# got up to 48 deg here in ohio today



## giant pumpkin peep (Mar 14, 2009)

great to see your are doing well. 100% loss here. Partly my fault, on some of the hives.


----------



## BeeCurious (Aug 7, 2007)

giant pumpkin peep said:


> great to see your are doing well. 100% loss here. Partly my fault, on some of the hives.


 GPP... Say it isn't so!

Didn't you lose your bees last year?

I'm sorry to hear that. Can I ask what you feel you could have done differently.


----------



## tefer2 (Sep 13, 2009)

Reached 52 here in Michigan, most hives with hundreds of bees out on cleansing flights. Snow all gone from the rain.


----------



## alpha6 (May 12, 2008)

High of 3 degrees today...dropping between -10 and -20 tonight. On the bright side the sun was out today...sure could use with some global warming...or sun flares...or something. :scratch:


----------



## giant pumpkin peep (Mar 14, 2009)

BeeCurious said:


> GPP... Say it isn't so!
> 
> Didn't you lose your bees last year?
> 
> I'm sorry to hear that. Can I ask what you feel you could have done differently.

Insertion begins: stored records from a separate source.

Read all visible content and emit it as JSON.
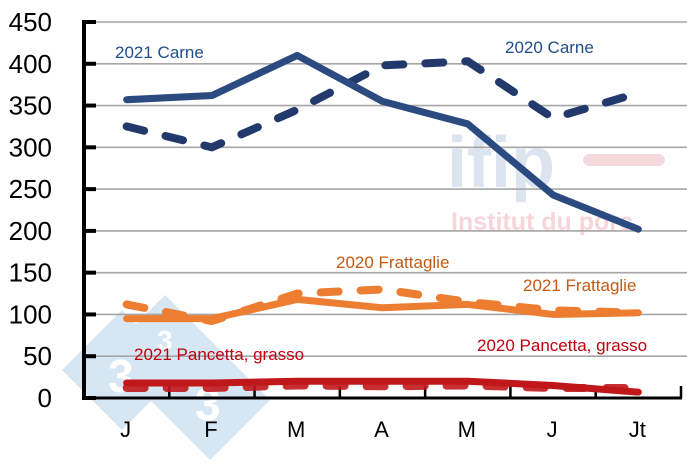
{
  "chart_data": {
    "type": "line",
    "title": "",
    "xlabel": "",
    "ylabel": "",
    "ylim": [
      0,
      450
    ],
    "yticks": [
      0,
      50,
      100,
      150,
      200,
      250,
      300,
      350,
      400,
      450
    ],
    "grid": true,
    "categories": [
      "J",
      "F",
      "M",
      "A",
      "M",
      "J",
      "Jt"
    ],
    "series": [
      {
        "name": "2021 Carne",
        "style": "solid",
        "color": "#2B4A80",
        "values": [
          357,
          362,
          410,
          355,
          328,
          243,
          202
        ]
      },
      {
        "name": "2020 Carne",
        "style": "dashed",
        "color": "#22396B",
        "values": [
          325,
          300,
          345,
          398,
          403,
          335,
          365
        ]
      },
      {
        "name": "2021 Frattaglie",
        "style": "solid",
        "color": "#ED7D31",
        "values": [
          95,
          95,
          118,
          108,
          112,
          100,
          102
        ]
      },
      {
        "name": "2020 Frattaglie",
        "style": "dashed",
        "color": "#ED7D31",
        "values": [
          112,
          92,
          125,
          130,
          115,
          105,
          102
        ]
      },
      {
        "name": "2021 Pancetta, grasso",
        "style": "solid",
        "color": "#C0171B",
        "values": [
          18,
          18,
          20,
          20,
          20,
          15,
          7
        ]
      },
      {
        "name": "2020 Pancetta, grasso",
        "style": "dashed",
        "color": "#C0171B",
        "values": [
          12,
          12,
          15,
          14,
          15,
          12,
          12
        ]
      }
    ],
    "annotations": [
      {
        "text": "2021 Carne",
        "color": "#1F4E8C"
      },
      {
        "text": "2020 Carne",
        "color": "#1F4E8C"
      },
      {
        "text": "2020 Frattaglie",
        "color": "#C55A11"
      },
      {
        "text": "2021 Frattaglie",
        "color": "#C55A11"
      },
      {
        "text": "2021 Pancetta, grasso",
        "color": "#C0000E"
      },
      {
        "text": "2020 Pancetta, grasso",
        "color": "#C0000E"
      }
    ]
  },
  "watermarks": {
    "ifip_logo": "ifip",
    "ifip_tagline": "Institut du porc",
    "site_logo": "333"
  }
}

 Only had one hive last year and it wintered fine. Two of the hives a mouse had torn thru pretty bad, and the where just dead. So, yes that was my screw up there. Two had very few dead bees, to the point I think I would have noticed going into winter. My best hive had no dead bees im it what so ever. Actually I found one dead worker. There was dead brood, plenty of honey in the hives with little or no bees. Everyone had lots of food left. The mouse damaged one I could really tell what was in the bottom boxs but there was food up top.


----------



## Countryboy (Feb 15, 2009)

Sure it wasn't 58 and not 48? I'm north of you and we had high 50's and sunny for several hours today.


----------



## tonyp (Mar 16, 2008)

Sunny and 64 here today.


----------



## balhanapi (Aug 22, 2006)

5 out of 6 hives doing great! one that died was being cleaned out by other 2. I didnt interfere , we'll see what happens there. I am happy - 5 out of 6 isn't bad - I know 3 more months to go.. it was a small nuc that I tried to help..
All the best to everybody


----------